On March 11, 2015 a putative stockholder class action lawsuit captioned Shiva Y. Stein v. Alico, Inc., et al., No. 15-CA-000645 (the “Stein lawsuit”) was filed in the Circuit Court of the Twentieth Judicial District in and for Lee County, Florida, against Alico, Inc. (“Alico”), its current and certain former directors, 734 Citrus Holdings, LLC d/b/a Silver Nip Citrus, 734 Investors, LLC (“734 Investors”), 734 Agriculture, LLC (“734 Agriculture”) and 734 Sub, LLC (“734 Sub”) in connection with the acquisition of Silver Nip by Alico (the “Acquisition”). The complaint alleges that Alico’s directors at the time of the Acquisition, 734 Investors, and 734 Agriculture, breached fiduciary duties to Alico stockholders in connection with the Acquisition, and that Silver Nip and 734 Sub aided and abetted such breaches. The lawsuit seeks, among other things, monetary and equitable relief, costs, fees (including attorneys’ fees) and expenses.
     
On May 6, 2015 a putative stockholder class action and derivative lawsuit captioned Ruth S. Dimon Trust v. George R. Brokaw, et al., No. 15-CA-001162 (the “Dimon lawsuit”) was filed in the Circuit Court of the Twentieth Judicial District in and for Lee County, Florida, against Alico, its current directors, Silver Nip Citrus, 734 Investors and 734 Agriculture, in connection with the Acquisition of Silver Nip Citrus by Alico. The complaint alleges claims for breach of fiduciary duty, gross mismanagement, waste of corporate assets and tortious interference with contract against Alico’s directors, unjust enrichment against three of the directors and aiding and abetting breach of fiduciary duty against Silver Nip Citrus, 734 investors and 734 Agriculture. The lawsuit seeks, among other things, rescission of the Acquisition, an injunction prohibiting certain payments to Silver Nip Citrus members, unspecified damages, disgorgement of profits, costs, fees (including attorneys’ fees) and expenses.
 
On July 17, 2015 the plaintiffs in the Stein and Dimon lawsuits filed a stipulation and proposed order consolidating their cases for all purposes under the caption, In re Alico, Inc. Shareholder Litigation, Master File No. 15-CA-000645 (the “Consolidated Action”) and seeking the appointment of a lead plaintiff and lead and liaison counsel. The court entered that proposed order on July 21, 2015.
    
On October 16, 2015, the lead plaintiff in the Consolidated Action reported to the Court that the parties reached an agreement in principle to settle the Consolidated Action and other claims related to the Acquisition and that they were in the process of formally documenting their agreements. The proposed settlement contemplates that Alico will adopt certain changes to its corporate governance practices, policies and procedures concerning related party transactions, that the Consolidated Action will be dismissed and that all claims that were or could have been asserted challenging any aspect of the Acquisition will be released. On March 31, 2016, the parties entered into a Stipulation of Settlement.  The parties filed an Amended Stipulation of settlement with the Court on April 22, 2016.

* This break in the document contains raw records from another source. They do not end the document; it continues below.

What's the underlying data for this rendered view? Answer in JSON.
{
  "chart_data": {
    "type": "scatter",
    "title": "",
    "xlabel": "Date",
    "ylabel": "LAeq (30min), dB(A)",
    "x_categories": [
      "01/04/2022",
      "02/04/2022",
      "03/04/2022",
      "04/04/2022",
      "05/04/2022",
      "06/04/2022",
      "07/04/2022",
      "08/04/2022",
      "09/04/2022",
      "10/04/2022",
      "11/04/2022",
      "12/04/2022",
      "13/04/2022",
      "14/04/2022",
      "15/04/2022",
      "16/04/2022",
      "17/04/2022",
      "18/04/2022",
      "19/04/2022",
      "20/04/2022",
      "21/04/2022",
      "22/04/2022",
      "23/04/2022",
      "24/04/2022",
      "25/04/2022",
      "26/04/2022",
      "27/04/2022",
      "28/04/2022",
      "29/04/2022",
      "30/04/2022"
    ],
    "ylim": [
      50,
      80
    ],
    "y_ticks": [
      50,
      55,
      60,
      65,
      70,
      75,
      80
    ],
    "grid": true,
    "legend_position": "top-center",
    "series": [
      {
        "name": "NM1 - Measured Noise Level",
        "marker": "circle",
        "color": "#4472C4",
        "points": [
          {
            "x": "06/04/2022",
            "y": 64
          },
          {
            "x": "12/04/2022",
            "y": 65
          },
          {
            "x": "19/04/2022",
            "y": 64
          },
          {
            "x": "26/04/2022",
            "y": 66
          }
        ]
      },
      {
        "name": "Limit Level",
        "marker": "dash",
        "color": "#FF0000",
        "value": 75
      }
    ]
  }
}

On April 28, 2016, the Court entered an order preliminarily approving the settlement and providing for notice to relevant Alico shareholders.  The settlement remains subject to final judicial approval following notice to the relevant Alico shareholders and a settlement hearing at which the Court will consider the fairness, reasonableness and adequacy of the settlement. In connection with the proposed settlement, the parties contemplate that plaintiffs' counsel will seek an award of attorneys' fees and expenses. There can be no assurance that the Court will approve the settlement.
    
From time to time, Alico may be involved in litigation relating to claims arising out of its operations in the normal course of business. There are no current legal proceedings to which the Company is a party to or of which any of its property is subject to that it believes will have a material adverse effect on its business financial position or results of operations.